I know how to make IPsec with policies etc in order to connect two networks. For this topic I could not find anything like a how-to to setup dual WAN with ipsec and fail over. Load balancing would also be nice-to-have but must not be.
Anyway the main problem is: there are two networks. They both need to be reliably connected. Both networks have their own main link and a backup link. I would like to make a secure connection (thus using IPsec) between them which should be robust for WAN fails and automatically switch over.
Can anybody point me to a howto or tell me how to set it up right way?
I don’t know whether it is the “right” way, but I would suggest to:
set up two IPsec tunnels, one between WAN1s of both edge routers and another one between WAN2s
depending on whether you have public addresses on all four WAN interfaces and full protocol transparency on them, you may have to use IPsec tunnel mode (to handle NAT or protocol filtering)

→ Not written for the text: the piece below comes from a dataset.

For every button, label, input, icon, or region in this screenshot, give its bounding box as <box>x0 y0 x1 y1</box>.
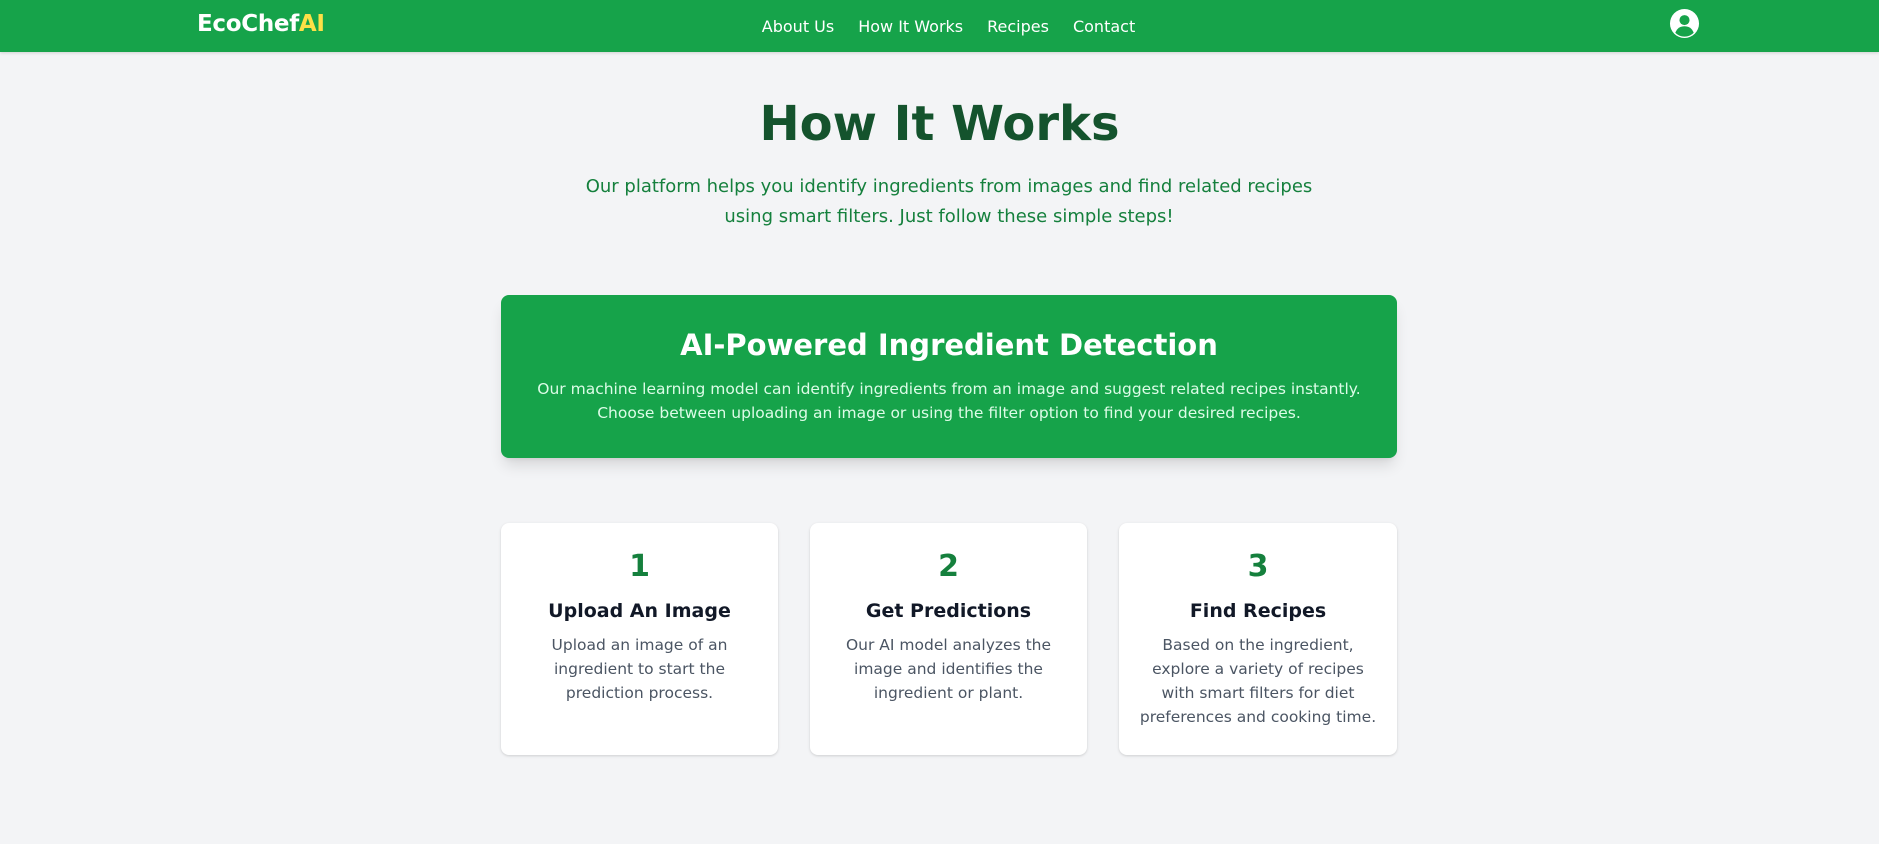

even if using tunnel mode, your IPsec policy would only match ip-encap or gre tunnelling protocol, allowing to interconnect virtual interfaces on the two routers
the failover or load distributing routing between the private LANs would then use the virtual interfaces using the same techniques which are normally used on WAN interfaces
Like most redundancy schemes, this one can also only handle a single failure (one of the WANs on either end), but may fail if one of the WANs fails at both ends, so you may want to make a full mesh between the WANs.
On both Interfaces are public addresses. So there is nothing special to consider.
As far as I understand, I should make on both WAN ipsec and then use GRE to tunnel the connections. So that means I make the ipsec policies for the tunnel.
Failover would be then done by the routings set for all connections with different costs.
Yes, you make the IPsec policies handle only the GRE packets, and all the rest will be done using the traditional routing of your LAN ranges via the interfaces terminating the GRE tunnels.
As you speak about costs, I assume you have some dynamic routing protocol (like OSPF) in mind. If not and you are going to use static routing for failover or load distribuion, it may not be enough to have just different route distances if the GRE eventually does not shut its virtual interface down when it loses connection with the remote end. If this is the case, look here for the howto on script-less failover with monitoring of a reference IP on the remote end of a tunnel. You can also use any of the load balancing methods (ecmp, nth) along with recursive route monitoring.